I import the data using this function:

def create_dataset(folder_path, name, split, seed, shuffle=True):
  return tf.keras.preprocessing.image_dataset_from_directory(
    folder_path, labels='inferred', label_mode='categorical', color_mode='rgb',
    batch_size=32, image_size=(320, 320), shuffle=shuffle, interpolation='bilinear',
    validation_split=split, subset=name, seed=seed)

train_set = create_dataset(dir_path, 'training', 0.1, 42)
valid_set = create_dataset(dir_path, 'validation', 0.1, 42)

# output:
# Found 16718 files belonging to 38 classes.
# Using 15047 files for training.
# Found 16718 files belonging to 38 classes.
# Using 1671 files for validation.

Then to evaluate the accuracy on the validation set I use this line:

model.evaluate(valid_set)

# output:
# 53/53 [==============================] - 22s 376ms/step - loss: 1.1322 - accuracy: 0.7349
# [1.1321837902069092, 0.7348892688751221]

which is fine since the values are exactly the same I got in the last epoch of training.

To extract the true labels from the validation set I use this line of code based on this answer. Note that I need to create the validation again because every time I call the variable that refers to the validation set, the validation set gets shuffled. I thought that it was this factor to cause the inconsistent accuracy, but apparently it didn't solve the problem.

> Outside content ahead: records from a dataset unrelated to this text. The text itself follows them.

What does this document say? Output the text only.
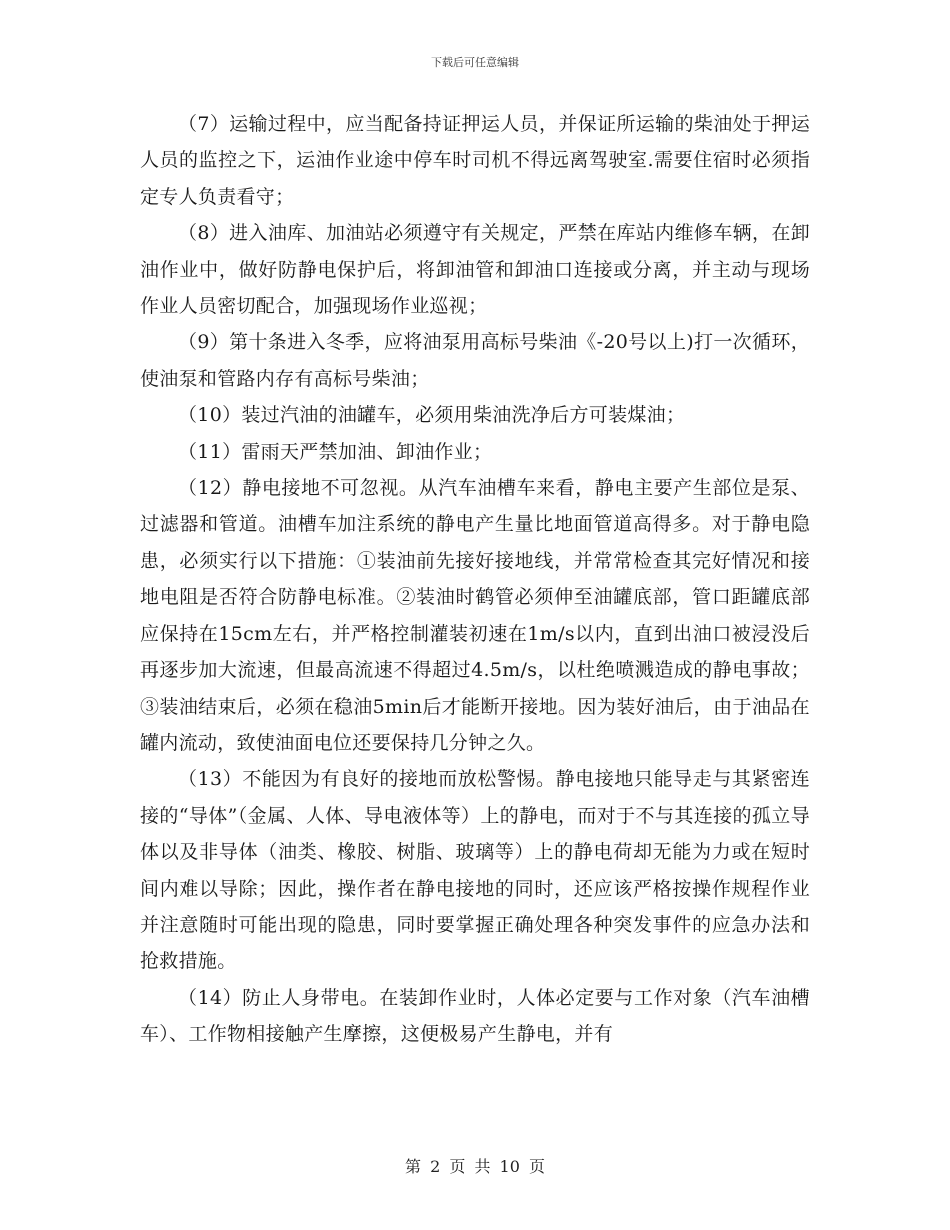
下载后可任意编辑

（7）运输过程中，应当配备持证押运人员，并保证所运输的柴油处于押运人员的监控之下，运油作业途中停车时司机不得远离驾驶室.需要住宿时必须指定专人负责看守；

（8）进入油库、加油站必须遵守有关规定，严禁在库站内维修车辆，在卸油作业中，做好防静电保护后，将卸油管和卸油口连接或分离，并主动与现场作业人员密切配合，加强现场作业巡视；

（9）第十条进入冬季，应将油泵用高标号柴油《-20号以上)打一次循环，使油泵和管路内存有高标号柴油；

（10）装过汽油的油罐车，必须用柴油洗净后方可装煤油；

（11）雷雨天严禁加油、卸油作业；

（12）静电接地不可忽视。从汽车油槽车来看，静电主要产生部位是泵、过滤器和管道。油槽车加注系统的静电产生量比地面管道高得多。对于静电隐患，必须实行以下措施：①装油前先接好接地线，并常常检查其完好情况和接地电阻是否符合防静电标准。②装油时鹤管必须伸至油罐底部，管口距罐底部应保持在15cm左右，并严格控制灌装初速在1m/s以内，直到出油口被浸没后再逐步加大流速，但最高流速不得超过4.5m/s，以杜绝喷溅造成的静电事故；③装油结束后，必须在稳油5min后才能断开接地。因为装好油后，由于油品在罐内流动，致使油面电位还要保持几分钟之久。

（13）不能因为有良好的接地而放松警惕。静电接地只能导走与其紧密连接的“导体”（金属、人体、导电液体等）上的静电，而对于不与其连接的孤立导体以及非导体（油类、橡胶、树脂、玻璃等）上的静电荷却无能为力或在短时间内难以导除；因此，操作者在静电接地的同时，还应该严格按操作规程作业并注意随时可能出现的隐患，同时要掌握正确处理各种突发事件的应急办法和抢救措施。

（14）防止人身带电。在装卸作业时，人体必定要与工作对象（汽车油槽车）、工作物相接触产生摩擦，这便极易产生静电，并有

第 2 页 共 10 页
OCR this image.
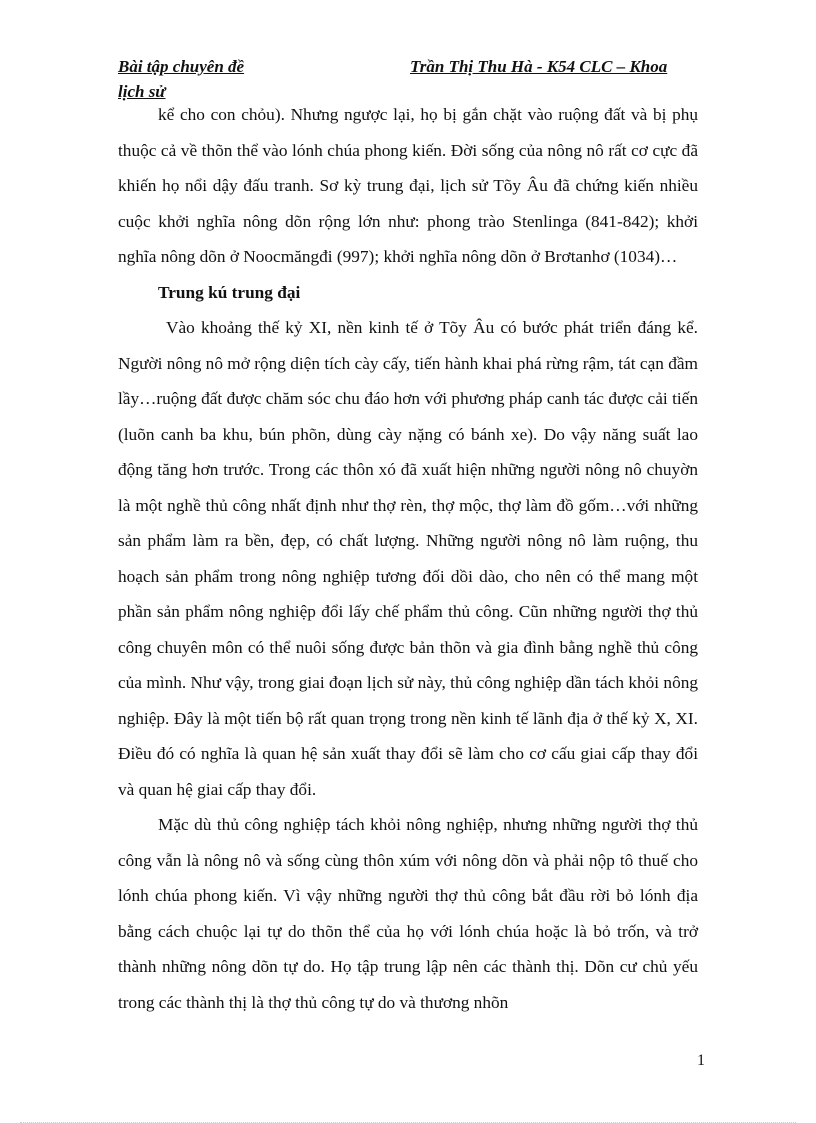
Bài tập chuyên đề
lịch sử
Trần Thị Thu Hà - K54 CLC – Khoa

kể cho con chỏu). Nhưng ngược lại, họ bị gắn chặt vào ruộng đất và bị phụ thuộc cả về thõn thể vào lónh chúa phong kiến. Đời sống của nông nô rất cơ cực đã khiến họ nổi dậy đấu tranh. Sơ kỳ trung đại, lịch sử Tõy Âu đã chứng kiến nhiều cuộc khởi nghĩa nông dõn rộng lớn như: phong trào Stenlinga (841-842); khởi nghĩa nông dõn ở Noocmăngđi (997); khởi nghĩa nông dõn ở Brơtanhơ (1034)…

Trung kú trung đại

Vào khoảng thế kỷ XI, nền kinh tế ở Tõy Âu có bước phát triển đáng kể. Người nông nô mở rộng diện tích cày cấy, tiến hành khai phá rừng rậm, tát cạn đầm lầy…ruộng đất được chăm sóc chu đáo hơn với phương pháp canh tác được cải tiến (luõn canh ba khu, bún phõn, dùng cày nặng có bánh xe). Do vậy năng suất lao động tăng hơn trước. Trong các thôn xó đã xuất hiện những người nông nô chuyờn là một nghề thủ công nhất định như thợ rèn, thợ mộc, thợ làm đồ gốm…với những sản phẩm làm ra bền, đẹp, có chất lượng. Những người nông nô làm ruộng, thu hoạch sản phẩm trong nông nghiệp tương đối dồi dào, cho nên có thể mang một phần sản phẩm nông nghiệp đổi lấy chế phẩm thủ công. Cũn những người thợ thủ công chuyên môn có thể nuôi sống được bản thõn và gia đình bằng nghề thủ công của mình. Như vậy, trong giai đoạn lịch sử này, thủ công nghiệp dần tách khỏi nông nghiệp. Đây là một tiến bộ rất quan trọng trong nền kinh tế lãnh địa ở thế kỷ X, XI. Điều đó có nghĩa là quan hệ sản xuất thay đổi sẽ làm cho cơ cấu giai cấp thay đổi và quan hệ giai cấp thay đổi.

Mặc dù thủ công nghiệp tách khỏi nông nghiệp, nhưng những người thợ thủ công vẫn là nông nô và sống cùng thôn xúm với nông dõn và phải nộp tô thuế cho lónh chúa phong kiến. Vì vậy những người thợ thủ công bắt đầu rời bỏ lónh địa bằng cách chuộc lại tự do thõn thể của họ với lónh chúa hoặc là bỏ trốn, và trở thành những nông dõn tự do. Họ tập trung lập nên các thành thị. Dõn cư chủ yếu trong các thành thị là thợ thủ công tự do và thương nhõn

1
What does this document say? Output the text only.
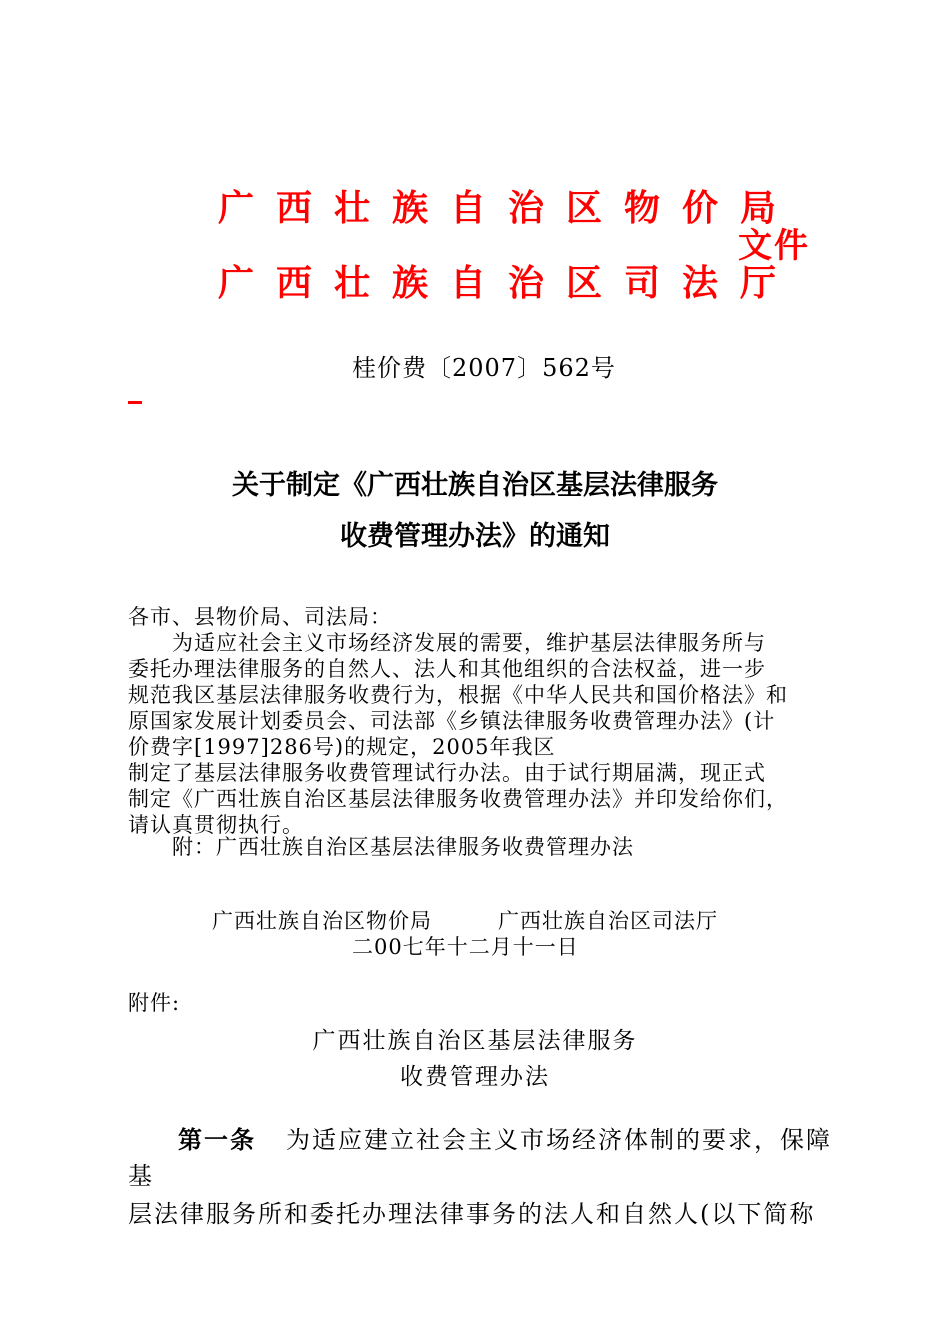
广西壮族自治区物价局
广西壮族自治区司法厅
文件
桂价费〔2007〕562号
关于制定《广西壮族自治区基层法律服务
收费管理办法》的通知
各市、县物价局、司法局：
为适应社会主义市场经济发展的需要，维护基层法律服务所与
委托办理法律服务的自然人、法人和其他组织的合法权益，进一步
规范我区基层法律服务收费行为，根据《中华人民共和国价格法》和
原国家发展计划委员会、司法部《乡镇法律服务收费管理办法》(计
价费字[1997]286号)的规定，2005年我区
制定了基层法律服务收费管理试行办法。由于试行期届满，现正式
制定《广西壮族自治区基层法律服务收费管理办法》并印发给你们，
请认真贯彻执行。
附：广西壮族自治区基层法律服务收费管理办法
广西壮族自治区物价局	广西壮族自治区司法厅
二00七年十二月十一日
附件:
广西壮族自治区基层法律服务
收费管理办法
第一条 为适应建立社会主义市场经济体制的要求，保障
基
层法律服务所和委托办理法律事务的法人和自然人(以下简称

y_val_true = np.concatenate([y for x, y in create_dataset(dir_path, 'validation', 0.1, 42)], axis=0)
y_val_true = np.argmax(y_val_true, axis=1)

I make the prediction:

y_val_pred = model.predict(create_dataset(dir_path, 'validation', 0.1, 42))
y_val_pred = np.argmax(y_val_pred, axis=1)

And finally I compute once again the accuracy to verify that everything is ok:

m = tf.keras.metrics.Accuracy()
m.update_state(y_val_true, y_val_pred)
m.result().numpy()

# output:
# 0.082585275

As you can see, instead of getting the same value I got when I ran the evaluate method, now I get only 8%.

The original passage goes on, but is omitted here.